Para além disso, aproximadamente 65% dos combustíveis que são descarregados em portos moçambicanos estão em trânsito para países vizinhos. Mas uma parte daquela percentagem é retida ilegalmente em Moçambique, num esquema que lesa financeiramente o Estado moçambicano. O estudo do CIP diz que o sinal mais visível de corrupção nos sectores dos combustíveis e de energia eléctrica manifesta-se na sobrefacturação no processo de importação e reimportação, isento de impostos sobre os combustíveis destinados aos países vizinhos.
Tal prática constitui uma fuga ao fisco. Exemplificando, o estudo refere não ser possível calcular a quantidade de combustível reimportada ilegalmente no período entre 2014 e 2017, mas estima-se que seja correspondente a 20% de diesel e gasolina comercializados no país. A impossibilidade de efectuar o cálculo da quantidade do combustível reimportada ilegalmente no período entre 2014 e 2017 deve-se ao facto de se ter tratado de um crime organizado. Com efeito, os combustíveis não eram contabilizados como importações nacionais.
Ganhos políticos
De 2008 a 2016, o Governo manteve inalterados os preços dos combustíveis para obter ganhos políticos através da acumulação de dívidas com as gasolineiras, que atingiram uma situação de insustentabilidade acabando por se repercurtir nos consumidores. Assim, no preço dos combustíveis são imputados actualmente aos consumidores os custos dos subsídios às gasolineiras e das más práticas que acontecem no sector. Estima-se que no período 2014-2015 a corrupção no processo da importação de combustíveis líquidos custou à economia cerca de 80 milhões de USD de sobrefacturação, em parte devido ao não cumprimento, na íntegra, da legislação.

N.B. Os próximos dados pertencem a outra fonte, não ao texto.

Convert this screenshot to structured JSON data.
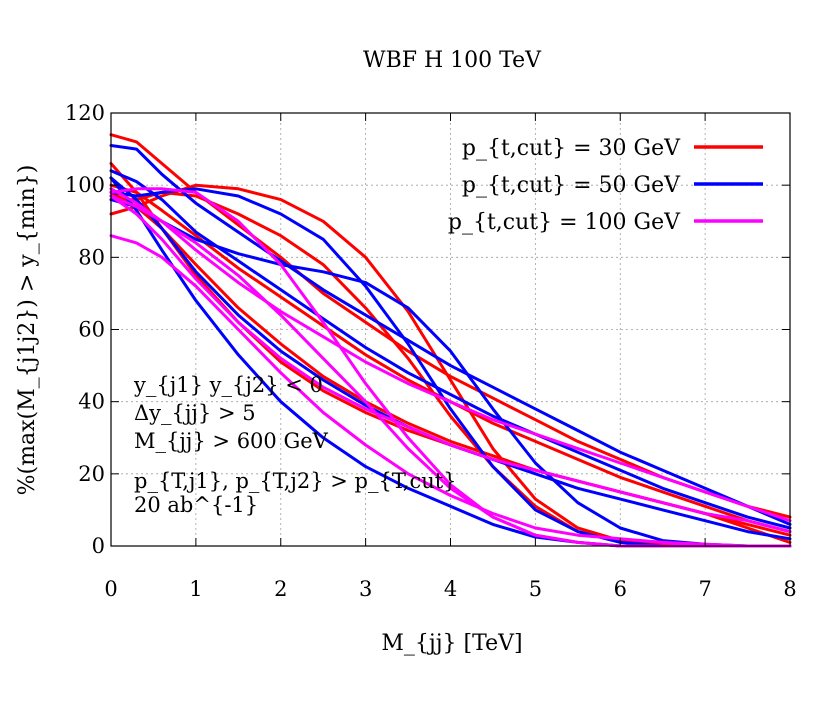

O sector dos combustíveis líquidos é apontado como um dos mais afectados pelo fenómeno da corrupção está. No estudo do Centro de Integridade Pública de 2016, que estimou em cerca de 4,9 mil milhões de USD o custo da corrupção em Moçambique para um período de 10 anos (2004-2014), o sector dos combustíveis líquidos, em toda a sua cadeia desde a importação até a distribuição, foi considerado o terceiro mais corrupto em termos de volume de dinheiro desviado, numa lista de mais de 50 casos de amostra, liderada pelo sector aduaneiro – Alfândegas.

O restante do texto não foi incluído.